For KarMMa-3, it was like 13.3 months versus 4.4 months. To have five different standard of care options and you get 4.4 months in that a little bit earlier line, that tells us these patients as they’re getting these novel therapies earlier, they still have refractory myeloma already. I think that urgency of, “Let’s keep going”, is there, but still a great option.
I think the other thing was the phase II studies, they had some of the long-term data. For cilta-cel, the PFS of 33 months, almost three years, for a relapsed/refractory patient, I didn’t expect that. It was great to see that patients could have no therapy during that time. I think the other one was the LCAR, the original LEGEND study, that actually showed about 16% of patients greater than five years out are still in remission. Those were a little bit earlier line and maybe not as refractory, but that gives us hope that hopefully patients getting it earlier will get a long period of therapy and maybe one day a true cure.
Dr. Lonial: I wanted to ask you both to put some of that data in context, and you touched on some of these issues about comparisons between trials, comparisons between products. I actually wonder a little bit about the control arms in both of those. Do you think they performed as you would have expected, better or worse, or were there unique aspects of those trials that I think make them incomparable amongst each other?
Dr. Raje: I think Krina brought up some really interesting differences. I think it’s really hard to compare KarMMa-3 with CARTITUDE-4, and I think we need to understand and appreciate that. Everybody throws that hazard ratio out, right? One is 0.4-something and the other is 0.26.

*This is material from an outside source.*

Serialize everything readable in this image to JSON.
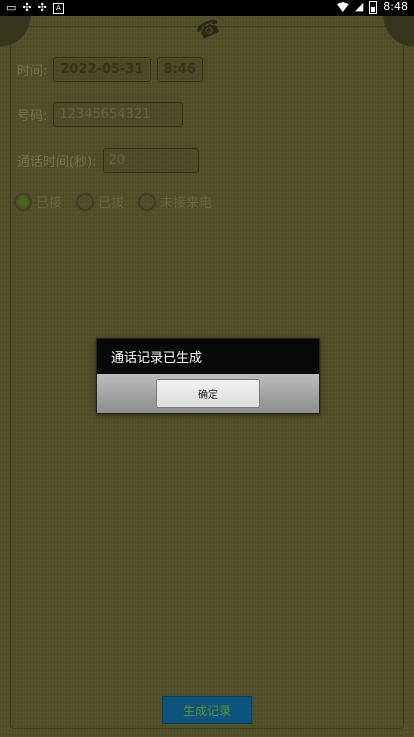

Well, the hazard ratio depends on your control arm, correct? What we’re seeing with the KarMMa-3 control arm, it was basically investigator choice and you were allowed to use carfilzomib in that patient population. It was a slightly later patient population, which is why the control arm had a PFS of about four months, which is very similar to what we saw with some of our real-world data. We can speak to that, and Krina, you can speak to that lot better.

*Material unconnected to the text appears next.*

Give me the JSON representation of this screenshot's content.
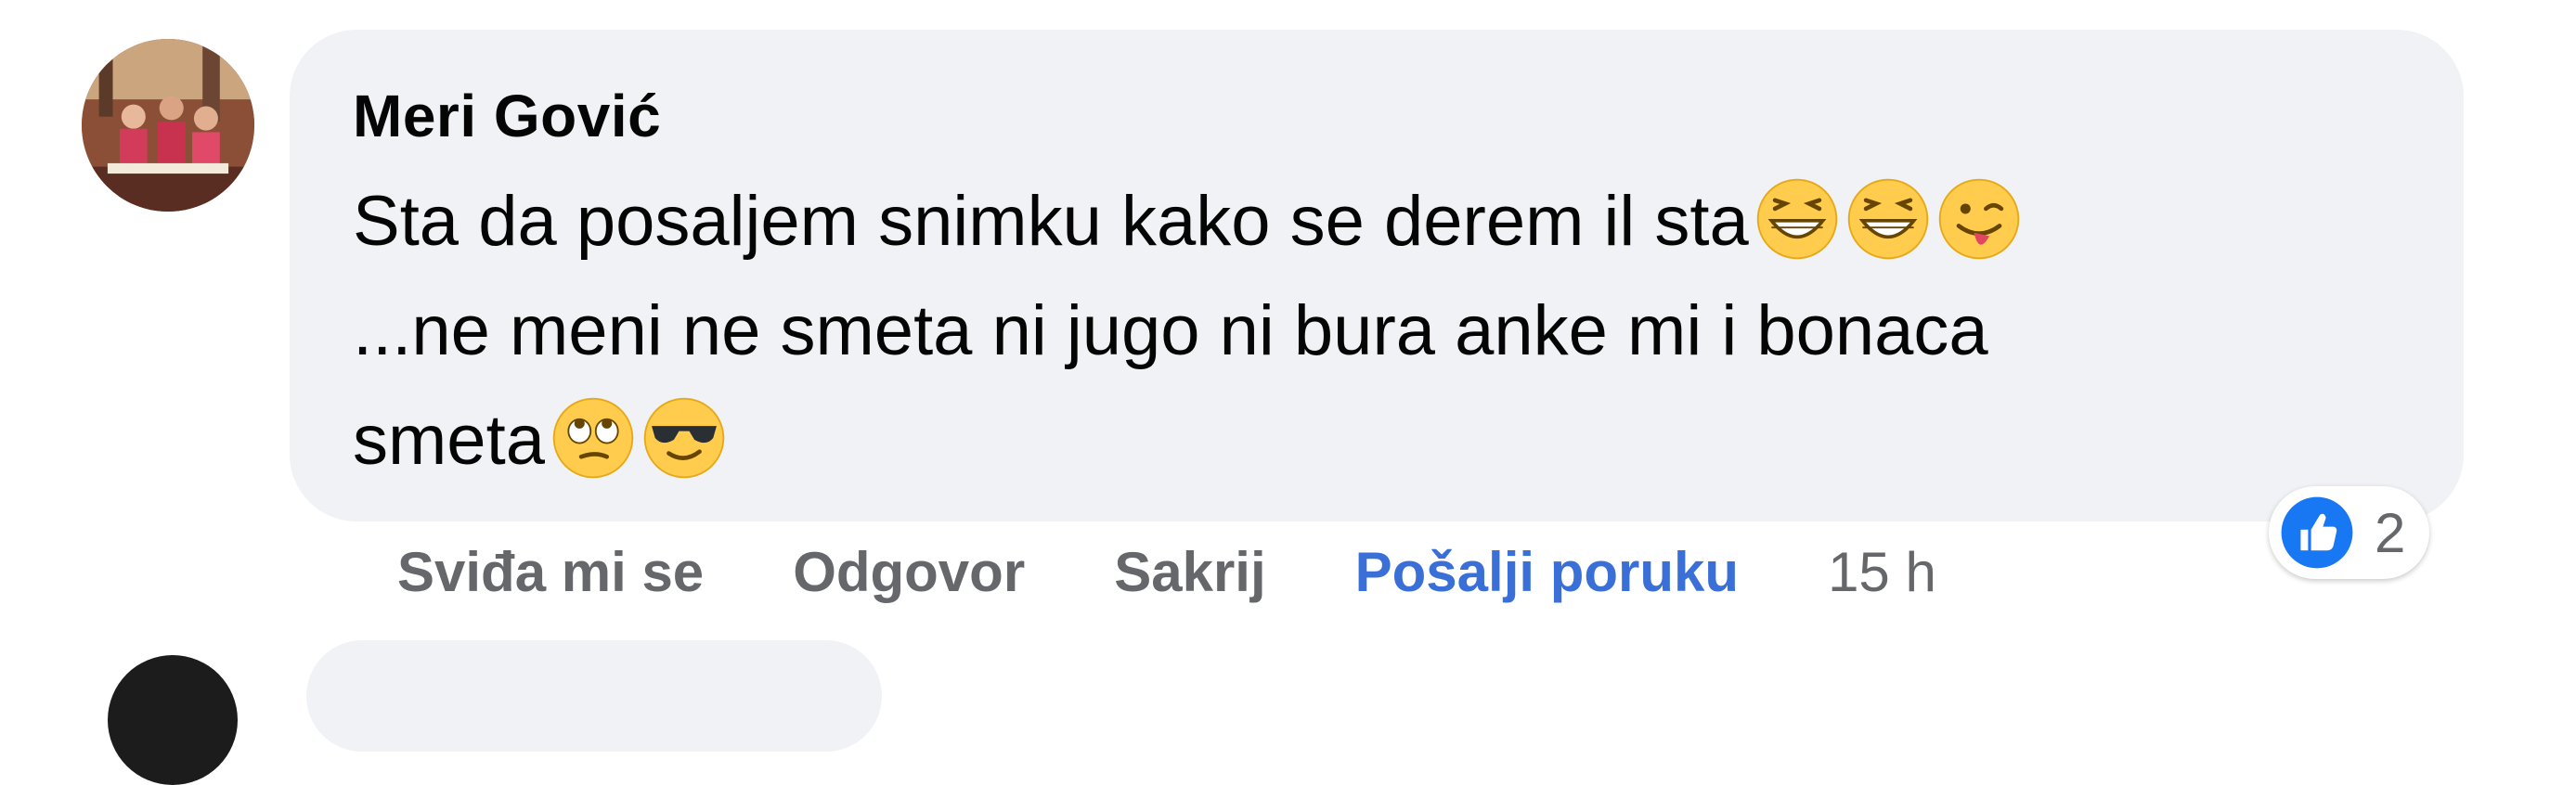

If you look at the CARTITUDE-4 study, Sagar, what you saw there was an earlier line of treatment, the control arms were very restricted to a dara-Pd or a PVd-containing arm. There was no carfilzomib. You saw how the control arm performed. They did much better, which is in keeping with the number of lines of treatment they’ve had.
Dr. Patel: Agreed—4.4 months for KarMMa, 11.8 for … And I think they’re doing better because they’re earlier-line patients. But again, carfilzomib I think was a big one that we would use in the real world. Looking at our control retrospective studies like MAMMOTH and LocoMMotion, the response rates are 30% for those patients who are triple-class exposed, and PFS is usually six months, depending on refractory status of course, or less than a year at least for even just exposed patients rather than refractory.
I think the standard of care arms did similarly to what we would expect. The 4.4 in KarMMa was a little bit lower than what we had sort of thought it would be. But I think the patient population, again, 85% having some type of high-risk feature, shows that the investigators were really trying to get this access for their high-risk patients that weren’t going to have really other options left even earlier.
Dr. Lonial: I think this is sort of a great introduction to the controversies as well as the data that’s been coming out in the last six months.